Выбрать главу

— Голубь! Голубь! Ой! Это... Прием!

И замолчал, увидев себя в телевизоре. С ума сойти можно! Стоишь в автобусе перед камерой, а своей физиономией любуешься в телевизоре над лобовым стеклом! Все дети загалдели и, толкаясь, бросились к камере.

В телевизоре мелькнуло что-то непонятное: лицо Клюшкина, улыбка Маши, трицепсы Огурцова. Затем раздался собачий лай, камера покачнулась. Кто-то невидимый переключил что-то внутри телевизора, и на экране появились смирно сидящие в каком-то зале родители. Все они была нарядно одеты и очень напряжены.

— А сейчас, дорогие друзья, вы видите уважаемых родственников. Они страшно волнуются и страстно хотят сказать что-нибудь нежное своим детям. — Голос телевизионщика в бобровой шапке был торжественным. — А помогать нашим родителям в зале будет корреспондент Аэлита Баева. Итак, друзья, давайте посмотрим на трогательную встречу любящих детей и родителей!

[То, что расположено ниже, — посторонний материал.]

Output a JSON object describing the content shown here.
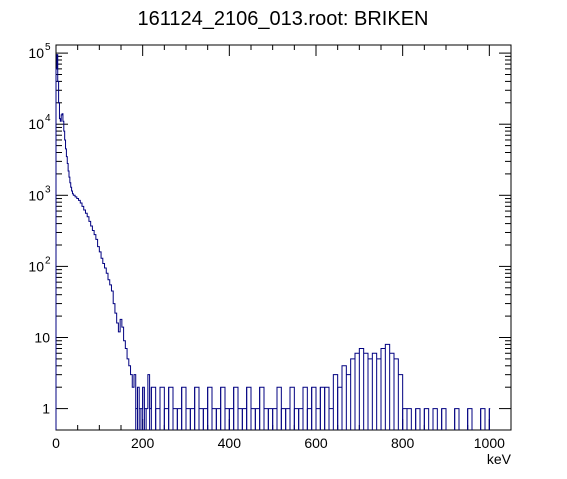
{
  "chart_data": {
    "type": "line",
    "style": "step histogram",
    "title": "161124_2106_013.root: BRIKEN",
    "xlabel": "keV",
    "ylabel": "",
    "xlim": [
      0,
      1050
    ],
    "ylim": [
      0.5,
      130000
    ],
    "yscale": "log",
    "grid": false,
    "legend": "none",
    "x_ticks": [
      0,
      200,
      400,
      600,
      800,
      1000
    ],
    "x_tick_labels": [
      "0",
      "200",
      "400",
      "600",
      "800",
      "1000"
    ],
    "y_ticks": [
      1,
      10,
      100,
      1000,
      10000,
      100000
    ],
    "line_color": "#000080",
    "series": [
      {
        "bin_width": 2,
        "points": [
          [
            0,
            60000
          ],
          [
            2,
            95000
          ],
          [
            4,
            40000
          ],
          [
            6,
            20000
          ],
          [
            8,
            12000
          ],
          [
            10,
            11000
          ],
          [
            12,
            13500
          ],
          [
            14,
            14000
          ],
          [
            16,
            11000
          ],
          [
            18,
            8000
          ],
          [
            20,
            6000
          ],
          [
            22,
            4500
          ],
          [
            24,
            3500
          ],
          [
            26,
            2800
          ],
          [
            28,
            2200
          ],
          [
            30,
            1800
          ],
          [
            32,
            1500
          ],
          [
            34,
            1300
          ],
          [
            36,
            1150
          ],
          [
            38,
            1050
          ],
          [
            40,
            1000
          ],
          [
            44,
            950
          ],
          [
            48,
            900
          ],
          [
            52,
            850
          ],
          [
            56,
            780
          ],
          [
            60,
            700
          ],
          [
            64,
            620
          ],
          [
            68,
            560
          ],
          [
            72,
            500
          ],
          [
            76,
            430
          ],
          [
            80,
            370
          ],
          [
            84,
            320
          ],
          [
            88,
            280
          ],
          [
            92,
            240
          ],
          [
            96,
            190
          ],
          [
            100,
            160
          ],
          [
            104,
            130
          ],
          [
            108,
            110
          ],
          [
            112,
            95
          ],
          [
            116,
            80
          ],
          [
            120,
            65
          ],
          [
            124,
            55
          ],
          [
            128,
            45
          ],
          [
            132,
            30
          ],
          [
            136,
            22
          ],
          [
            140,
            16
          ],
          [
            144,
            12
          ],
          [
            148,
            18
          ],
          [
            152,
            14
          ],
          [
            156,
            9
          ],
          [
            160,
            7
          ],
          [
            164,
            5
          ],
          [
            168,
            4
          ],
          [
            172,
            3
          ],
          [
            176,
            2
          ],
          [
            180,
            3
          ],
          [
            184,
            1
          ],
          [
            188,
            2
          ],
          [
            192,
            1
          ],
          [
            196,
            1
          ],
          [
            200,
            2
          ],
          [
            204,
            1
          ],
          [
            208,
            1
          ],
          [
            212,
            3
          ],
          [
            216,
            1
          ],
          [
            220,
            2
          ],
          [
            230,
            1
          ],
          [
            240,
            2
          ],
          [
            250,
            1
          ],
          [
            260,
            2
          ],
          [
            270,
            1
          ],
          [
            280,
            1
          ],
          [
            290,
            2
          ],
          [
            300,
            1
          ],
          [
            310,
            1
          ],
          [
            320,
            2
          ],
          [
            330,
            1
          ],
          [
            340,
            1
          ],
          [
            350,
            2
          ],
          [
            360,
            1
          ],
          [
            370,
            1
          ],
          [
            380,
            2
          ],
          [
            390,
            1
          ],
          [
            400,
            1
          ],
          [
            410,
            2
          ],
          [
            420,
            1
          ],
          [
            430,
            1
          ],
          [
            440,
            2
          ],
          [
            450,
            1
          ],
          [
            460,
            1
          ],
          [
            470,
            2
          ],
          [
            480,
            1
          ],
          [
            490,
            1
          ],
          [
            500,
            1
          ],
          [
            510,
            2
          ],
          [
            520,
            1
          ],
          [
            530,
            1
          ],
          [
            540,
            2
          ],
          [
            550,
            1
          ],
          [
            560,
            1
          ],
          [
            570,
            2
          ],
          [
            580,
            1
          ],
          [
            590,
            2
          ],
          [
            600,
            1
          ],
          [
            610,
            2
          ],
          [
            620,
            2
          ],
          [
            630,
            1
          ],
          [
            640,
            3
          ],
          [
            650,
            2
          ],
          [
            660,
            4
          ],
          [
            670,
            3
          ],
          [
            680,
            5
          ],
          [
            690,
            6
          ],
          [
            700,
            7
          ],
          [
            710,
            6
          ],
          [
            720,
            5
          ],
          [
            730,
            6
          ],
          [
            740,
            5
          ],
          [
            750,
            7
          ],
          [
            760,
            8
          ],
          [
            770,
            6
          ],
          [
            780,
            5
          ],
          [
            790,
            3
          ],
          [
            800,
            1
          ],
          [
            810,
            1
          ],
          [
            830,
            1
          ],
          [
            850,
            1
          ],
          [
            870,
            1
          ],
          [
            890,
            1
          ],
          [
            920,
            1
          ],
          [
            950,
            1
          ],
          [
            980,
            1
          ],
          [
            1000,
            1
          ]
        ]
      }
    ]
  }
}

— Толька, мерзавец! — закричала из родительского зала мама Клюшкина. Домой лучше не приходи!

Журналист Аэлита Баева — томная девица-красавица в короткой юбке беспомощно улыбнулась и поднесла микрофон Толиковой маме.

— Вы наверняка хотите сообщить своему сыну что-то очень важное! Что вы его любите! Что вы простите ему все, ибо нет ничего важнее на свете, чем святая материнская любовь, неподвластная времени и невзгодам, поскольку только на этой любви зиждется то, что во все века называлось человеческим счастьем, а счастье это ярко и так невозможно прекрасно в тот миг, когда вы видите свое дитя, плоть от плоти своей, в тот миг, когда...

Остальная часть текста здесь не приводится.